I grasped her hand. “I know.” She’d told me how she was waiting to finish that job at that hotel. Then she was launching the project she’d always dreamed about. I knew what that was like. I knew that it was everything, and a pesky little thing like a fling couldn’t get in the way of that.

A fling. Characterizing what we had with that word felt ludicrous. Winona had changed me, in the short time I’d known her. She’d unearthed that ancient part of me I’d thought died. The one where I could love life. Where I could think about having fun again. Where I knew the specter of my father didn’t have to have control over me if I didn’t let it.

I’d never be the same.

We watched as the golden orb began to waver on the horizon, lighting the river and town below in orange and pink. The first of the stars were beginning to show—just white pricks of light against the navy sky, but still a wonder.

“Winona,” I said.

“Yes?” I could hear the tears in her voice, and clutched her hand harder. “Promise me you’ll go back to Newfoundland. You don’t need to forgive him, but you can’t let him keep you from your home. From your mom.”

I knew her mother was buried there, and I knew she wanted, more than anything, to say the goodbye she never got to say.

“I’ll get Sal to set it all up for you. I’ve got a plane, and a security guy who can take you the whole way.”

“No,” she said. “It’s fine, I can go myself.”

But I turned to her, taking her face in mine. Now that the idea had taken hold, I didn’t want to let it go. “Please. Let me do this, Winona. I feel like I haven’t done more than one good thing for you.”

“One thing!” She laughed, and now she really was crying now. “You’ve swept me off my feet Mitchell. Shown me princes do exist.”

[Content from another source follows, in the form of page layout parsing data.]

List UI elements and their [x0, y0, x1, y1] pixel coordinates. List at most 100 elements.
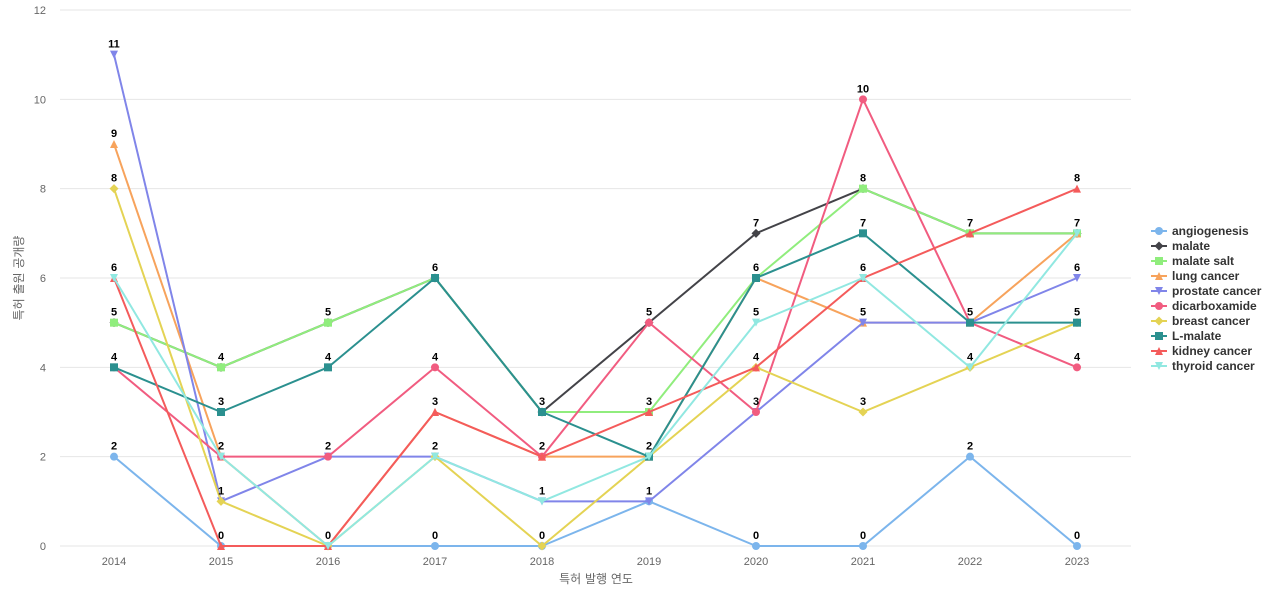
y-tick-label: 4	[40, 362, 46, 374]
data-point-malate-salt	[110, 318, 118, 327]
legend-item-prostate-cancer[interactable]: prostate cancer	[1151, 284, 1262, 298]
data-point-angiogenesis	[966, 452, 974, 461]
legend-symbol	[1154, 241, 1164, 251]
series-thyroid-cancer	[110, 229, 1081, 550]
data-label: 11	[108, 39, 120, 51]
data-point-thyroid-cancer	[859, 274, 867, 282]
data-point-l-malate	[966, 318, 974, 327]
x-tick-label: 2015	[209, 556, 233, 568]
y-tick-label: 0	[40, 541, 46, 553]
data-label: 7	[967, 217, 973, 229]
data-point-breast-cancer	[858, 407, 868, 417]
legend-item-lung-cancer[interactable]: lung cancer	[1151, 269, 1240, 283]
data-point-kidney-cancer	[752, 363, 760, 372]
x-tick-label: 2014	[102, 556, 126, 568]
legend-symbol	[1155, 347, 1163, 355]
data-label: 5	[967, 307, 973, 319]
series-line-kidney-cancer	[113, 187, 1078, 547]
series-line-l-malate	[113, 232, 1077, 458]
data-point-breast-cancer	[216, 496, 226, 506]
x-tick-label: 2019	[637, 556, 661, 568]
data-label: 10	[857, 83, 869, 95]
legend-item-l-malate[interactable]: L-malate	[1151, 329, 1222, 343]
data-label: 0	[539, 530, 545, 542]
legend-symbol	[1155, 332, 1163, 340]
data-label: 0	[1074, 530, 1080, 542]
data-point-l-malate	[752, 274, 760, 282]
data-label: 4	[1074, 351, 1081, 363]
data-point-l-malate	[859, 229, 867, 238]
data-point-kidney-cancer	[217, 542, 225, 550]
series-line-malate-salt	[113, 187, 1077, 413]
data-label: 3	[432, 396, 438, 408]
data-point-l-malate	[324, 363, 332, 372]
data-label: 4	[218, 351, 225, 363]
data-label: 5	[111, 307, 117, 319]
data-point-thyroid-cancer	[431, 452, 439, 461]
legend-item-kidney-cancer[interactable]: kidney cancer	[1151, 344, 1252, 358]
legend-item-malate[interactable]: malate	[1151, 239, 1210, 253]
data-point-angiogenesis	[110, 452, 118, 461]
data-point-thyroid-cancer	[324, 542, 332, 550]
legend-symbol	[1155, 362, 1163, 370]
data-point-dicarboxamide	[431, 363, 439, 372]
data-point-angiogenesis	[859, 542, 867, 550]
data-label: 4	[111, 351, 118, 363]
legend-symbol	[1155, 227, 1163, 235]
data-label: 0	[218, 530, 224, 542]
data-point-thyroid-cancer	[966, 363, 974, 372]
data-point-dicarboxamide	[645, 318, 653, 327]
data-label: 0	[753, 530, 759, 542]
data-label: 6	[1074, 262, 1080, 274]
data-point-l-malate	[1073, 318, 1081, 327]
data-label: 4	[753, 351, 760, 363]
data-point-breast-cancer	[109, 184, 119, 194]
legend-item-breast-cancer[interactable]: breast cancer	[1151, 314, 1250, 328]
data-point-prostate-cancer	[1073, 274, 1081, 282]
data-point-thyroid-cancer	[1073, 229, 1081, 238]
data-label: 5	[646, 307, 652, 319]
series-lines	[109, 50, 1082, 551]
legend-symbol	[1155, 287, 1163, 295]
legend-item-malate-salt[interactable]: malate salt	[1151, 254, 1234, 268]
data-label: 2	[111, 441, 117, 453]
data-point-l-malate	[431, 274, 439, 282]
data-label: 2	[967, 441, 973, 453]
data-point-dicarboxamide	[752, 408, 760, 416]
data-point-angiogenesis	[1073, 542, 1081, 550]
x-axis-ticks: 2014 2015 2016 2017 2018 2019 2020 2021 2022 2023	[102, 556, 1089, 568]
legend-label: malate	[1172, 239, 1210, 253]
legend-item-thyroid-cancer[interactable]: thyroid cancer	[1151, 359, 1255, 373]
legend-symbol	[1155, 302, 1163, 310]
data-point-kidney-cancer	[431, 408, 439, 416]
legend-item-dicarboxamide[interactable]: dicarboxamide	[1151, 299, 1257, 313]
data-point-dicarboxamide	[1073, 363, 1081, 372]
data-point-kidney-cancer	[966, 229, 974, 238]
x-tick-label: 2018	[530, 556, 554, 568]
data-point-dicarboxamide	[324, 452, 332, 461]
data-label: 7	[860, 217, 866, 229]
legend-symbol	[1155, 257, 1163, 265]
legend-symbol	[1155, 272, 1163, 280]
data-point-thyroid-cancer	[752, 318, 760, 327]
legend-item-angiogenesis[interactable]: angiogenesis	[1151, 224, 1249, 238]
legend-label: breast cancer	[1172, 314, 1250, 328]
data-label: 3	[646, 396, 652, 408]
data-label: 7	[753, 217, 759, 229]
y-axis-ticks: 0 2 4 6 8 10 12	[34, 5, 46, 553]
data-point-malate	[751, 228, 761, 238]
data-label: 5	[860, 307, 866, 319]
data-point-l-malate	[538, 408, 546, 416]
data-point-dicarboxamide	[859, 95, 867, 104]
data-label: 7	[1074, 217, 1080, 229]
legend-label: prostate cancer	[1172, 284, 1262, 298]
data-point-lung-cancer	[110, 140, 118, 148]
data-labels: 1198654243210542064320321053217654301087…	[108, 39, 1081, 542]
data-label: 6	[860, 262, 866, 274]
data-label: 2	[432, 441, 438, 453]
data-label: 6	[432, 262, 438, 274]
data-point-breast-cancer	[537, 541, 547, 551]
data-point-angiogenesis	[752, 542, 760, 550]
data-label: 3	[539, 396, 545, 408]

I crushed her to me then, kissing her head and inhaling her scent and wanting to give her all the promises in the world about staying and making her my princess.

But then her lips were on mine and I forgot everything except the feel of her fitting so right in my arms.

Before we got in the car she pulled out her phone and took a photo of us, smiling, happy, together. “I’ll need proof to remember it happened,” she said.

“You can show them, I don’t mind,” I winked.

She threw her head back and laughed. She’d told me all about her friends, Cher and Sarah. How they’d been the ones to encourage her to come back to me when I’d been such an ogre. She’d told me how Cher was the one she was going to have take over her business, and how Sarah had stood up to her boss because she believed in what Winona was doing.

“I still say her boss is in love with her,” I said. “He’s just fighting it. Pulling her pigtails because he doesn’t know what else to do.”

Winona tucked her phone back in her pocket, looking skeptical.

I reached over and tugged gently on a strand of her hair. “See?”

And when she laughed, it was the most beautiful sound I’d ever heard.

We were almost at the cafe when the car in front of us slammed on its brakes, making both of us gasp. I slammed on my own brakes so as not to rear end them, my hand on Winona’s chest in an instinctive and completely useless move, given she was already wearing her seatbelt.

“What the fuck?” I exclaimed, laying on the horn.

“Mitch, wait,” Winona said, her brows bunching. “I think”— but she cut herself off as the driver’s side door opened.

A man got out—a big man. He had a beard, and wore a good suit. He was squinting as he walked back toward us.

Then my stomach lurched.

It was my brother.

I got out of the car. “Blake.”

He visibly relaxed. “Oh good. I was worried I was going to be pissing some random dickhead off.”